Experiences in the production of raw material for agrienergy by small farmers demonstrate the risk of dependence on large agribusinesses, who control prices, and the processing and distribution of production. Peasants are used to give legitimacy to agribusiness through distribution of “social agrifuel” certificates.

This model causes negative impacts for peasant communities and indigenous people, whose territories are threatened by the constant expansion of capital. Beyond this, a lack of policies to support food production could force peasants to replace their food crops for agrifuel crops, and, with this, compromise their food sovereignty. In Brasil, small and middle-sized farmers are responsible for 70% of the food production for Brasil’s internal market. Historically, peasant rebellions against the advance of capital in the rural environment have guaranteed food for our people. Large multinational corporations dispute control of natural resources such as land, water, and biodiversity, which places at risk peasant identity, and even the survival of our societies. For this reason, what is at play is a confrontation with the colonial model, with all of the characteristics unique to colonization— predation, destruction, exploitation, and violence.

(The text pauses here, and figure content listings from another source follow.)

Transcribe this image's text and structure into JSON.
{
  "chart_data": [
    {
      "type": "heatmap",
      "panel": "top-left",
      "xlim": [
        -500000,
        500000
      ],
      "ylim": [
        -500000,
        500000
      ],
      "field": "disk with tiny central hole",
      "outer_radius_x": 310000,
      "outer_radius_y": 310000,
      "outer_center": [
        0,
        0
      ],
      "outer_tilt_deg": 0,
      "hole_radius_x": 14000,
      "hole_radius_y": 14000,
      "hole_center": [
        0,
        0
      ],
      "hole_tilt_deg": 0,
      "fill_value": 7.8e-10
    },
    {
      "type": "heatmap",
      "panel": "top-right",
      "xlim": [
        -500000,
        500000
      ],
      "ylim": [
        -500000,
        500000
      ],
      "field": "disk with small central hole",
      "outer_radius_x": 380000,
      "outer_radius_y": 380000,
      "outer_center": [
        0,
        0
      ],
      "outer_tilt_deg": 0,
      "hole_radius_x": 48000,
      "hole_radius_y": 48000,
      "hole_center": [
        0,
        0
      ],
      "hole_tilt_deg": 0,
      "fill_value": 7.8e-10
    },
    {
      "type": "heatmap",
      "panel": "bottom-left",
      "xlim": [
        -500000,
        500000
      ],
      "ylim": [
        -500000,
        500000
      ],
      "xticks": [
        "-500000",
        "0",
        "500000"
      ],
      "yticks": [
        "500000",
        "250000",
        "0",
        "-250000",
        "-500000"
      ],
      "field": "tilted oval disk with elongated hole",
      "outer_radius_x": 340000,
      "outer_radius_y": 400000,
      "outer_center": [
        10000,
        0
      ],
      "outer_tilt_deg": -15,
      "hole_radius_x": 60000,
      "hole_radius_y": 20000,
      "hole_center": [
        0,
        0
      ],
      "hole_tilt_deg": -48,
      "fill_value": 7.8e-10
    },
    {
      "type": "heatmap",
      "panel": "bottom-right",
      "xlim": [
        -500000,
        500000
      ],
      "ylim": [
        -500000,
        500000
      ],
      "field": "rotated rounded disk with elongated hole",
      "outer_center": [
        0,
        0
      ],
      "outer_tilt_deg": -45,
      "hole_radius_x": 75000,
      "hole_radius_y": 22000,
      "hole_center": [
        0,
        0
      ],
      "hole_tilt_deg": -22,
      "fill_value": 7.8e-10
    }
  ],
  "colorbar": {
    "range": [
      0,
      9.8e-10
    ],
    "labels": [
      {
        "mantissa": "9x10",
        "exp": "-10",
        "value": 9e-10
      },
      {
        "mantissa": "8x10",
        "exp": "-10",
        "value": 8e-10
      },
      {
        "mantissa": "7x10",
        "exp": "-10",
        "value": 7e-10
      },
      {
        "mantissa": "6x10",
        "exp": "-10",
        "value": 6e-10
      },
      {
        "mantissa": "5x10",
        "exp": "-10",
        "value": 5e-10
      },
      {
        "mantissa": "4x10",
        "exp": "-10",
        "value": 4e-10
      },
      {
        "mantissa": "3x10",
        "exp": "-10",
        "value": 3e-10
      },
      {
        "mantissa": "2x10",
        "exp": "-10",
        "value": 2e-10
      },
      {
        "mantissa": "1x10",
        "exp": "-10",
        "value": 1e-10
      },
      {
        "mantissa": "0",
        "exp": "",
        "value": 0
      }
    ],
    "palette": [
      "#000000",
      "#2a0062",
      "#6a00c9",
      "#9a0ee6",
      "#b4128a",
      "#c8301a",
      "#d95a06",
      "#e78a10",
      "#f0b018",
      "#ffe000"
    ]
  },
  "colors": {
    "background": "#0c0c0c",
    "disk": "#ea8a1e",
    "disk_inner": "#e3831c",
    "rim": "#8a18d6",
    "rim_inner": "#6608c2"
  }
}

This is the true face of the agrienergy industry, controlled by the same oil companies, automotive companies, and agricultural companies that have destroyed forests and contaminated the environment. Under the pretext of creating a new “photosynthesis civilization,” or the supposed benefits of a new energy matrix based on agrienery, large transnational corporations and local elites seek to expand their monopoly on our territories. Maria Luisa Mendonça is a member of the Social Network for Justice and Human Rights.